Transwomen are not Women - Part 15

I'm genuinely curious as to whether a woman with CAIS could do this. Maybe some can and some can't? I met a woman last summer whom I'm moderately sure has CAIS but it's not something you can just ask a casual acquaintance to do!
Interesting question. My understanding is that CAIS still leads to a male-typical skeletal structure, including a male-typical pelvis. The distribution of fat across the body tends to be a bit more female-typical though. I'm not sure how that's going to influence center of mass.
 
@LondonJohn

It's really not about physically obstructing women on their way to/from an abortion clinic. It's about demonstrating against women on their way to/from an abortion clinic. As has already been explained to you several times, women considering or having an abortion are often in a vulnerable and fearful state, with deep senses of confliction and dehumanisation.

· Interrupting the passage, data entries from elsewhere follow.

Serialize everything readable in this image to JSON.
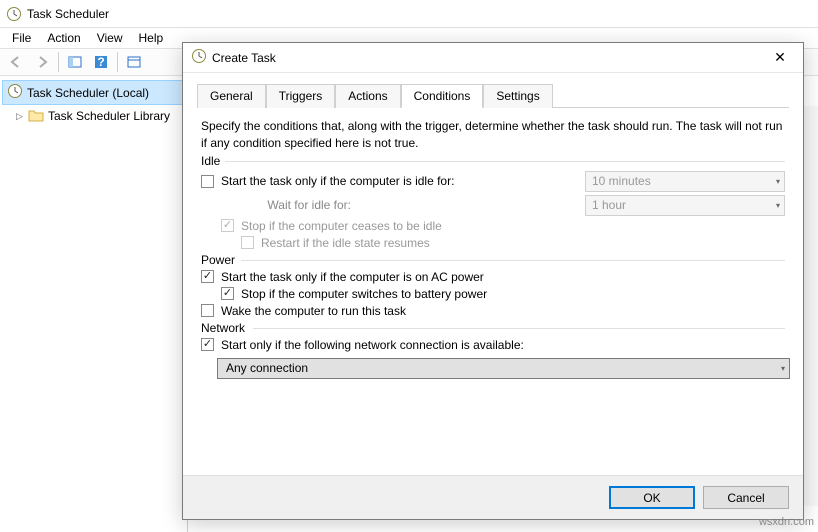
{
  "app": {
    "title": "Task Scheduler",
    "menu": [
      "File",
      "Action",
      "View",
      "Help"
    ]
  },
  "sidebar": {
    "root": "Task Scheduler (Local)",
    "child": "Task Scheduler Library"
  },
  "dialog": {
    "title": "Create Task",
    "tabs": [
      "General",
      "Triggers",
      "Actions",
      "Conditions",
      "Settings"
    ],
    "active_tab": 3,
    "description": "Specify the conditions that, along with the trigger, determine whether the task should run.  The task will not run  if any condition specified here is not true.",
    "idle": {
      "label": "Idle",
      "start_if_idle": "Start the task only if the computer is idle for:",
      "idle_duration": "10 minutes",
      "wait_label": "Wait for idle for:",
      "wait_duration": "1 hour",
      "stop_if_ceases": "Stop if the computer ceases to be idle",
      "restart_if_resumes": "Restart if the idle state resumes"
    },
    "power": {
      "label": "Power",
      "ac_only": "Start the task only if the computer is on AC power",
      "stop_on_battery": "Stop if the computer switches to battery power",
      "wake": "Wake the computer to run this task"
    },
    "network": {
      "label": "Network",
      "only_if_available": "Start only if the following network connection is available:",
      "selected": "Any connection"
    },
    "buttons": {
      "ok": "OK",
      "cancel": "Cancel"
    }
  },
  "watermark": "wsxdn.com"
}
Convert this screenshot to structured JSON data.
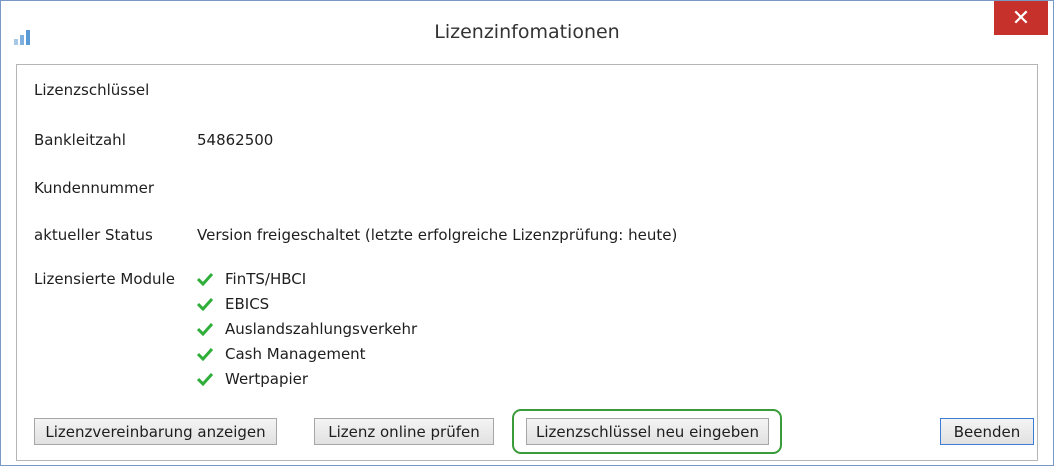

And UK legislators have decided that the rights of these women to attend abortion clinics without being demonstrated against trumps the rights of people to hold demonstrations/protests in the vicinity of abortion clinics.
Why don't you have this same level of care and empathy toward females when it comes to single-sex spaces? Females who are naked in the shower are vulnerable, and feel a lot of fear and dehumanization when there's a strange male who can see them without consent. But you support males having the special privilege of overriding female boundaries in showers and changing rooms.
 
I'm glad you've made that clear. By page 326, post #13023 some people might not know what your opinion on this issue was.
I have always made this clear right, from the outset. Its not my fault if you can't keep up or have been too lazy to read back.
You and the other two may have not noticed, but pretty much everyone who disagree with you have left the thread, which now mostly consists of three people agreeing with each other.
That often happens when people get pissy and butthurt because their claims and opinions are challenged using facts and evidence. They can't stand the heat of having their claims put under close scrutiny, which usually results in the inconsistency and stupidity of those claims being exposed.
So they run away in a fit of intellectual cowardice.
 
Last edited:
It's not a problem for YOU, because YOU don't have to deal with it, and YOU apparently don't go out in public and YOU aren't likely to be subjected to sexual offending, therefore YOU have declared that it can't possibly be a problem for anyone else.

Empathy seems to be sorely lacking from YOU.
BOOM 💥
 
What difference does that make?

Says a human being who rarely uses a public bathroom. And where the only times in almost 70 years has only encountered those situations in bars. And even then, they were almost all gay bars. And not once did I freak out.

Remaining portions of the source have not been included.